Each of the questions in MathCAMPS is tied to a specific math skill—fractions, decimals, systems of equations, and more. The researchers used the dataset to evaluate the training checkpoints of different models so they could gain a better understanding of when models acquire particular skillsets.
This is where Olmo comes in. Because Olmo is fully open source – including its intermediate checkpoints – the researchers could use it to observe the points at which its math skills emerged during pre-training. They were also able to compare what happens after instruction tuning, the short post-training phase that teaches models to follow natural-language directions.
The team used Olmo and its many checkpoints and fine-tuned variants, running them on local hardware.
“We first downloaded the models from Hugging Face,” Mishra says. “To actually run the models, I used either NVIDIA A40 or A100 GPUs, depending on what was free in the lab at the time. We didn’t need any fine-tuning, since the only thing the model got was a math problem [from our dataset]. We also gave the model two-shot examples of other problems just to guide it to generate an answer in the correct formatting.”
Two findings stand out. First, many math abilities don’t appear all at once during model training—they tend to come online in an order that correlates with the way we teach math in schools: simple arithmetic first, then algebra, etc., even though models learn from most data in a jumbled order. Second, when probed with simple follow-up questions (e.g., “now change one number and solve again”), even strong models can stumble, revealing where reasoning is brittle.
Those results were clearly visible because the team could test multiple Olmo checkpoints and trace the learning curve of each skill over time.
“Olmo’s accessibility makes it the perfect artifact for researchers to work with,” adds Mishra. “We were able to run a subset of intermediate Olmo model checkpoints on our benchmark and get a skill-wise breakdown of reasoning acquired during training.
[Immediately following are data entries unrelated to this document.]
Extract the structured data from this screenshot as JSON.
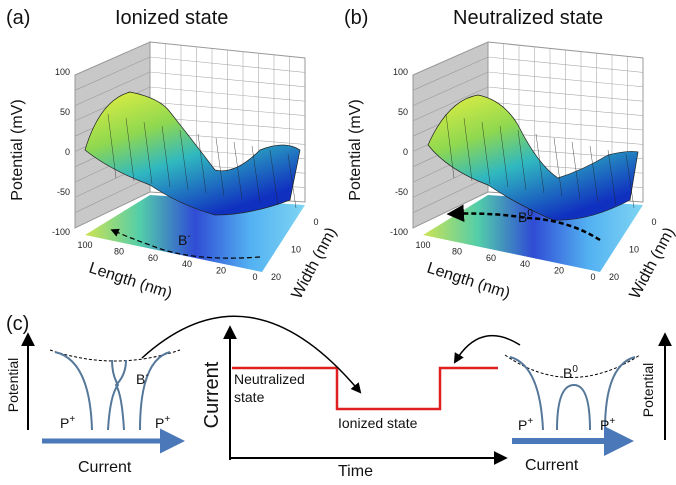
{
  "panels": [
    {
      "label": "(a)",
      "title": "Ionized state",
      "z_axis_label": "Potential (mV)",
      "z_ticks": [
        100,
        50,
        0,
        -50,
        -100
      ],
      "length_label": "Length (nm)",
      "length_ticks": [
        100,
        80,
        60,
        40,
        20,
        0
      ],
      "width_label": "Width (nm)",
      "width_ticks": [
        0,
        10,
        20
      ],
      "site_label": "B",
      "site_charge": "-"
    },
    {
      "label": "(b)",
      "title": "Neutralized state",
      "z_axis_label": "Potential (mV)",
      "z_ticks": [
        100,
        50,
        0,
        -50,
        -100
      ],
      "length_label": "Length (nm)",
      "length_ticks": [
        100,
        80,
        60,
        40,
        20,
        0
      ],
      "width_label": "Width (nm)",
      "width_ticks": [
        0,
        10,
        20
      ],
      "site_label": "B",
      "site_charge": "0"
    }
  ],
  "schematic": {
    "label": "(c)",
    "left": {
      "y_label": "Potential",
      "x_label": "Current",
      "site_label": "B",
      "site_charge": "-",
      "dopant": "P",
      "dopant_charge": "+"
    },
    "plot": {
      "y_label": "Current",
      "x_label": "Time",
      "neutral_label_lines": [
        "Neutralized",
        "state"
      ],
      "ionized_label": "Ionized state"
    },
    "right": {
      "y_label": "Potential",
      "x_label": "Current",
      "site_label": "B",
      "site_charge": "0",
      "dopant": "P",
      "dopant_charge": "+"
    }
  }
}
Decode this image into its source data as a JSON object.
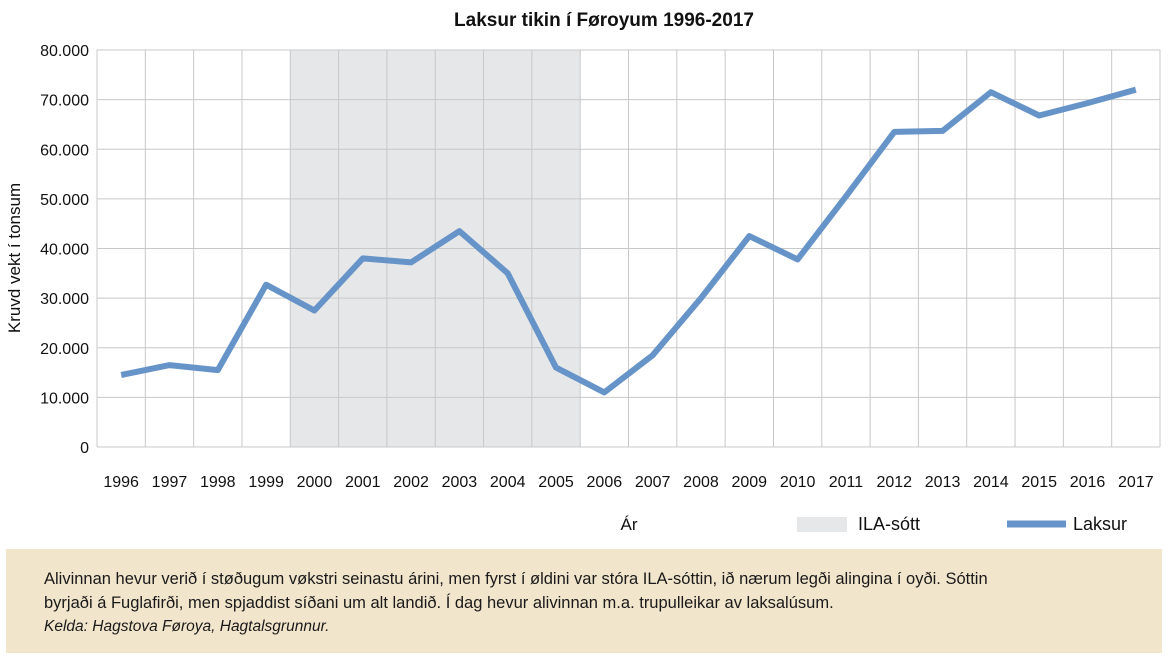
{
  "chart_data": {
    "type": "line",
    "title": "Laksur tikin í Føroyum 1996-2017",
    "xlabel": "Ár",
    "ylabel": "Kruvd vekt í tonsum",
    "categories": [
      "1996",
      "1997",
      "1998",
      "1999",
      "2000",
      "2001",
      "2002",
      "2003",
      "2004",
      "2005",
      "2006",
      "2007",
      "2008",
      "2009",
      "2010",
      "2011",
      "2012",
      "2013",
      "2014",
      "2015",
      "2016",
      "2017"
    ],
    "series": [
      {
        "name": "Laksur",
        "color": "#6794c8",
        "values": [
          14500,
          16500,
          15500,
          32700,
          27500,
          38000,
          37200,
          43500,
          35000,
          16000,
          11000,
          18500,
          30000,
          42500,
          37800,
          50500,
          63500,
          63700,
          71500,
          66800,
          69300,
          72000
        ]
      }
    ],
    "shaded_region": {
      "name": "ILA-sótt",
      "from": "2000",
      "to": "2005",
      "color": "#e6e7e9"
    },
    "ylim": [
      0,
      80000
    ],
    "yticks": [
      "0",
      "10.000",
      "20.000",
      "30.000",
      "40.000",
      "50.000",
      "60.000",
      "70.000",
      "80.000"
    ],
    "grid": true,
    "legend": [
      "ILA-sótt",
      "Laksur"
    ],
    "legend_position": "bottom-right"
  },
  "caption": {
    "line1": "Alivinnan hevur verið í støðugum vøkstri seinastu árini, men fyrst í øldini var stóra ILA-sóttin, ið nærum legði alingina í oyði. Sóttin",
    "line2": "byrjaði á Fuglafirði, men spjaddist síðani um alt landið. Í dag hevur alivinnan m.a. trupulleikar av laksalúsum.",
    "source": "Kelda: Hagstova Føroya, Hagtalsgrunnur."
  }
}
Additionally, the transparency about Olmo’s data use during training helped us hypothesize how different aspects of the data impacted reasoning skill acquisition.”
By combining a project like MathCAMPS with Olmo, researchers gain insights like how models acquire skills, when they acquire those skills, and how training choices like instruction tuning change them. It’s evidence people can verify and build on—openness doing real diagnostic work.
“Because so many people use Olmo, there are thousands of guides out there on setting up, fixing issues, and so on,” Mishra says. “It’s a two-way street of Olmo contributing to the scientific community, and the scientific community in turn returning its love to Olmo. I believe that sharing findings the way that Ai2 does is crucial to the equitable acceleration of science, especially in a world where things are increasingly becoming closed source or benefitting people already at the top.”